With the rising number of smartphone thefts has come a wave of new technologies that can help prevent or mitigate losses from theft. That is, if your carrier will let it. On Tuesday, New York Attorney General Eric Schneiderman sent letters to top executives of AT&T, Verizon Wireless, T-Mobile, Sprint and US Cellular inquiring into their recent decision to prevent Samsung from featuring a “kill switch” in carrier-approved smartphones. A remote kill switch could disable a stolen phone, rendering it worthless to thieves looking to sell it on the black market.
Why would the wireless carriers decide to block a technology that prevents smartphone theft? One of the possible notions Schneiderman now is looking into whether the nation’s phone companies are rejecting a potential solution to phone theft because it will cut into sales of phone insurance.
The top four wireless carriers will gain about $7.8 billion this year in insurance premiums from their customers, according to an estimate by Warranty Week, an industry trade publication. Asurion, a phone insurance company that pays the wireless carriers for each policy they sell, made an estimated $98 million in profit in 2010, according to Businessweek. Phone insurance plans normally cost between $7 and $11 per month, and require consumers to pay deductibles as high as $200 for a replacement phone.
These same carriers are blocking not just a hard “kill switch” but also software solutions which can actually track a lost or stolen smartphone. Absolute Software markets itself as “Absolute Software specializes in technology and services for the management and security of mobile computers, netbooks, and smartphones,” and has recovered more than 30,000 devices — mostly laptops and PCs — over the last two decades in more than 104 countries.
However their efforts to extend their service to smartphones has been thwarted by the very carriers that have nixed the kill switch. Executives said they had planned to embed their software, which can also disable stolen phones, in all new Samsung Galaxy smartphones and tablets this year. But wireless carriers, which decide which features are embedded in the devices they sell, have rejected the technology, according to Absolute Software executives.
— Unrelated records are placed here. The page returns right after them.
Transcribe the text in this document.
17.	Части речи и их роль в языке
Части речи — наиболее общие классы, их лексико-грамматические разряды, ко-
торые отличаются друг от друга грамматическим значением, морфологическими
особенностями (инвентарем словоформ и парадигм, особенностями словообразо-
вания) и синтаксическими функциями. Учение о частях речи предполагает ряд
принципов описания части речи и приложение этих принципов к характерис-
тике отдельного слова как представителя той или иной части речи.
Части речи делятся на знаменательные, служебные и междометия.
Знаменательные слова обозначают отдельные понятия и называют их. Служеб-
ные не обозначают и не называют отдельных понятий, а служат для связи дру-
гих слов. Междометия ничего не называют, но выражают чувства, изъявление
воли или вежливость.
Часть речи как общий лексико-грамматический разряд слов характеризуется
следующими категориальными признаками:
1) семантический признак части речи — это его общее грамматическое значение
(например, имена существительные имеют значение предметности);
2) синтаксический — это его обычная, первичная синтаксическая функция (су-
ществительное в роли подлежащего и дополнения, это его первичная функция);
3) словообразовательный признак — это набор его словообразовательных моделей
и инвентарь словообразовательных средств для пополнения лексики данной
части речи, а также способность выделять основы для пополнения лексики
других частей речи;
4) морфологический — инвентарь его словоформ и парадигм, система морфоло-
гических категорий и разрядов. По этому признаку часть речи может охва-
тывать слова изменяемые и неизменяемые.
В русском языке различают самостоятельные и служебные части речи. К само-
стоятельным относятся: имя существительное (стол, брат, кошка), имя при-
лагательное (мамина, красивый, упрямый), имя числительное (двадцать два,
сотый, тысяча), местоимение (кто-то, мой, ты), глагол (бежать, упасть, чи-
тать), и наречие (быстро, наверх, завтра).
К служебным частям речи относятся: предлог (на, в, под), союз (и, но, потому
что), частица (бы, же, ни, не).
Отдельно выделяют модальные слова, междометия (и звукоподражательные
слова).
But while top law enforcement officials have demanded that phone manufacturers create a kill switch to reduce phone robberies, Absolute Software executives say they would prefer their customers don’t use the feature. That’s because killing the phone prevents them from gathering crucial evidence that could help them recover the device.
“Once you kill the phone, you kiss $600 goodbye,” Clapham said.
For $30 a year, Absolute Software can erase sensitive data on the phone, activate a kill switch that renders the handset inoperable, or attempt to recover a stolen device. The company does not yet guarantee that it will replace the stolen phone if it can’t retrieve it.
“The carriers blocked us,” said Ward Clapham, vice president of investigations at Absolute Software.
As for Schneiderman, he has opened the official discussion into these matters, publicly stating: “If carriers are colluding to prevent theft-deterrent features from being pre-installed on devices as means to sell more insurance products, they are doing so at the expense of public safety and putting their customers in danger.”